This, ladies and gentlemen, was it. I was about to do my first ever gig. My first ever proper gig! I was about to perform close-up magic for people I’d never met. People who had no relation to my family. People who were completely unaware that a high-pitched, 11-year-old magician would be interrupting their perfectly pleasant evening to show them some close-up tricks. Oh, the excitement!

The event in question was for the Roy Castle Heart Foundation, being held at the Metropolitan Cathedral in Liverpool. Richie Smith is a big supporter of the charity and had been asked to perform close-up magic on the night, so it was he who invited me along to perform with him.

I was bursting with anticipation when he mentioned it to me and genuinely couldn’t wait for the night to arrive. I practiced my various sleight-of-hand routines tirelessly to ensure they were just right and told everyone I knew - anyone who would stand still long enough, frankly - that I was going to be performing at a real black tie event. 

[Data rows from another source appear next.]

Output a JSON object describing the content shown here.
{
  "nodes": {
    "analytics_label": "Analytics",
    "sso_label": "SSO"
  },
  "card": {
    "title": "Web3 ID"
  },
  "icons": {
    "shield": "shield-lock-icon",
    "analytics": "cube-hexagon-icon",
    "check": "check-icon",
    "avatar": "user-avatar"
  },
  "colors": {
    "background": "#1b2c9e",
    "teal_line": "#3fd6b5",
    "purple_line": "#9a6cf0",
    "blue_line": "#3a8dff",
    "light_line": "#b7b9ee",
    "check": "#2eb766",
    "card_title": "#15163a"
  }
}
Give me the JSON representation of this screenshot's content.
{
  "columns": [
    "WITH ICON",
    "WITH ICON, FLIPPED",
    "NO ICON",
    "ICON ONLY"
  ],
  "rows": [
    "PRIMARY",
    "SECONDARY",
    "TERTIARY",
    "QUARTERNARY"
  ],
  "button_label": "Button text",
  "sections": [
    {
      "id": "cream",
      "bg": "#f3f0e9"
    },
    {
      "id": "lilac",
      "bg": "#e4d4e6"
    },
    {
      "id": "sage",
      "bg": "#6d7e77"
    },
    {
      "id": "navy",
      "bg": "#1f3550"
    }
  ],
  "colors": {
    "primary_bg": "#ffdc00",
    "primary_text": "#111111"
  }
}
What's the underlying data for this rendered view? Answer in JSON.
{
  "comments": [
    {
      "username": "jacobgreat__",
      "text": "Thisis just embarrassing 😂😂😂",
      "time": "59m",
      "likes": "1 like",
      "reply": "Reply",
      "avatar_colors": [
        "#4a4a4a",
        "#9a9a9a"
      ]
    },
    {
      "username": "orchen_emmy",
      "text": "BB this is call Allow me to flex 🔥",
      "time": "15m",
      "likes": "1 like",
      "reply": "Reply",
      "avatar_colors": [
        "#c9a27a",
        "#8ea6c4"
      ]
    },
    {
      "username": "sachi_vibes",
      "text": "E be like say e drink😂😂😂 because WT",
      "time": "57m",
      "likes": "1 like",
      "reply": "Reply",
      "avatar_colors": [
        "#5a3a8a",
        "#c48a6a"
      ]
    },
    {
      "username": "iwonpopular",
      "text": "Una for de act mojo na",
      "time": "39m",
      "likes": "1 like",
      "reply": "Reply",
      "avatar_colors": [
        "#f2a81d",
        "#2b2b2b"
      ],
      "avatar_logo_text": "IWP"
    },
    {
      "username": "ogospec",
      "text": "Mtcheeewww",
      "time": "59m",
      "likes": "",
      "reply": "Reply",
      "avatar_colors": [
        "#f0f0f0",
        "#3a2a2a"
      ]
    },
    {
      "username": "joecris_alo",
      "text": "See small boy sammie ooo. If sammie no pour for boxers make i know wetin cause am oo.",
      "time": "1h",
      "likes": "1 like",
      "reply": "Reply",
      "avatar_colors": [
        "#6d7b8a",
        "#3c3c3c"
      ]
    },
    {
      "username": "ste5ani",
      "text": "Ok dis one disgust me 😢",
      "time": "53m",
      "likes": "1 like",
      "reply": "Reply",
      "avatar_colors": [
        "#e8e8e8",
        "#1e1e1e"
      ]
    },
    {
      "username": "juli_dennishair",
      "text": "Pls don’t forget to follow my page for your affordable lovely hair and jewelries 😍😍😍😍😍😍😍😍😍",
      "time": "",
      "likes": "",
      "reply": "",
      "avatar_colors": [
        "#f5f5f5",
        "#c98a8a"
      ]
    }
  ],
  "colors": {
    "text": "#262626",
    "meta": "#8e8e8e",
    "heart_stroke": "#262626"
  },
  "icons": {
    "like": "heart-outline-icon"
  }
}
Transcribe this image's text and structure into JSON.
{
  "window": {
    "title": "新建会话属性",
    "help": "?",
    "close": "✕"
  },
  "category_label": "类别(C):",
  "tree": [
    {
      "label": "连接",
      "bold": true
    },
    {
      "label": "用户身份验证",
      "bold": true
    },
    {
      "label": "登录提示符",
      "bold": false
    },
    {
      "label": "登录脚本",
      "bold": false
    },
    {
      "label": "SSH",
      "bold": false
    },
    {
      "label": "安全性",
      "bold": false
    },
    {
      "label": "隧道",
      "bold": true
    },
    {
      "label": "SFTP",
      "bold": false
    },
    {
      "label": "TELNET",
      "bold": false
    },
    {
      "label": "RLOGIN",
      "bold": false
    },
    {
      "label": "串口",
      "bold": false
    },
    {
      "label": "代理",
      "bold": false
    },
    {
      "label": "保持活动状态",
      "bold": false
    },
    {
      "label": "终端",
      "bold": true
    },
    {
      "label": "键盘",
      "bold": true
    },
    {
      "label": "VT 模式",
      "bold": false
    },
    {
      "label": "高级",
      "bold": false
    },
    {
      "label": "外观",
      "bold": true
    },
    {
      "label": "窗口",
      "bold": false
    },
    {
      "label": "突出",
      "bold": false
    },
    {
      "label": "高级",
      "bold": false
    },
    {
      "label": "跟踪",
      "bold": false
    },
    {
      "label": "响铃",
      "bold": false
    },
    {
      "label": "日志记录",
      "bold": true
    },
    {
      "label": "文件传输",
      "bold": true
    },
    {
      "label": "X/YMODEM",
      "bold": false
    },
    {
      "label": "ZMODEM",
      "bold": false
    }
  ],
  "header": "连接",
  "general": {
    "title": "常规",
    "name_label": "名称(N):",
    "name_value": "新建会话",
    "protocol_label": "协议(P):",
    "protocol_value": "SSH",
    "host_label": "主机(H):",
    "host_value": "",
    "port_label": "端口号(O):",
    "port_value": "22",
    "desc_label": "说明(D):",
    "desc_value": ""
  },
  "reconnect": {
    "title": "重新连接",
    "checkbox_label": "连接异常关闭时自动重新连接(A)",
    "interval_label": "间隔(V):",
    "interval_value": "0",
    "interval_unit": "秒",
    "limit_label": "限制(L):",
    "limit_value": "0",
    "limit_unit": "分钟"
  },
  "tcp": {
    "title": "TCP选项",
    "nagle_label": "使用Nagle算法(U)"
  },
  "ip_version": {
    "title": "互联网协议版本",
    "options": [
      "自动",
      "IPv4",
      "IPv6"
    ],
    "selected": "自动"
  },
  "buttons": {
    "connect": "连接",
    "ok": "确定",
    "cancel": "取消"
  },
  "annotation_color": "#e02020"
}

This is going to be huge, I thought!

A few weeks later, the day finally came. This was the day I was going to become a proper working magician. Overcome with enthusiasm, I stepped into my suit with aplomb, filled my pockets with all sorts of magical paraphernalia and cheekily sprayed my neck with one of my dad’s eau de toilettes. I was ready to let the big guns out. I was ready to baffle people with minor close-up miracles whilst smelling like a 40-year-old man. This lot had no idea what was about to hit them. 

Richie had planned to pick me up that night so we could travel to the venue together… all while he gave me a pep-talk on the way, of course. I didn’t need any encouragement though; I was confident and ready to go! At least, that’s what I thought.

As we pulled into the car park, it all suddenly became real. I was actually going to have to do this. I could feel the butterflies dancing in my stomach and wondered if it would be too late for Richie to turn the car around and drop me off back at home. It was the first time I had ever experienced any kind of stage fright like this; I just wasn’t sure if I’d be able to go through with it. 

We walked into the building and I was taken aback by the sheer scale of it all. The table dressings, the staging, the formality of everything! I was filled with trepidation, but I had to do this. I had to! 

To get the ball rolling, Richie performed for his first group, then he handed me the figurative baton. He pointed to a random circular table and sent me off, alone, to perform for them. I took a gulp of water and tried to pretend I was in control.

With baited breath and sweaty palms, I made the approach…

Now, before you continue, I’d like to point out that this is something of a dramatic moment. This is a big life event! It’s one of those moments you remember for the rest of your being; like losing your virginity or having your first Banoffee Pie.

So, to put you in the right frame of mind while you read this, feel free to pop some Coldplay on in the background. It’ll be like those times on the X-Factor where the contestants talk about their nan. 

I edged closer, rubbing my hands against my trousers as I did. Wide-eyed and a little to eager to please, I positioned myself between two ladies who were smiling and reminded me of some of my mother’s friends. “Hello everybody!” I said, chirpily. No one responded. 

“Hello?” I said again, louder and trying to feign even the slightest bit of confidence. Almost in unison, the collected 10 or so people turned to look at me, somewhat confused. “I’m the, erm, magician tonight. Would, erm, you like to see some magic tricks?” I asked, gauchely.

“It’ll only take a moment,” I offered.

A pregnant pause fell over the table. “That would be great,” said one of the women sweetly. She cast me a smile and the other people around her seemed to follow suit. Delighted, I reached into one of my bulging pockets and pulled out a deck of cards. I gave them a few shuffles, spread them between my hands and said, “Would you take one of these for me please?” I was in. I’d actually started doing magic for a group of total strangers!

I stayed at that table for maybe 5 minutes performing various different sleight-of-hand tricks, before thanking them for watching and wishing them a good night. I walked away to a round of applause and headed over to Richie who, it turned out, had been watching from just a few feet away. 

“You did good, kid. Ya’ did real good,” he said, shaking my hand. I remember thinking it was strange he used a quote from the movie Rocky III at the time, but I appreciated it nonetheless. 

I performed at maybe 5 or 6 more tables that night, gradually building in confidence. I’ve got no doubt it wasn’t very good, but I think the very fact I was a kid in a suit doing magic tricks was enough to win them over. 

Elated, I joined Richie for something to eat and we made our way back to my parents’ house. He offered me some pearls of wisdom on the journey and was as encouraging and supportive as always.

Arriving home, I thanked Richie enormously for inviting me along. He turned to me and said warmly, “Here’s looking at you, kid.” 

I left the car and made my way towards the house, excitedly swinging open the door so I could tell my mum and dad all about it. I felt it best to ignore the Casablanca quote.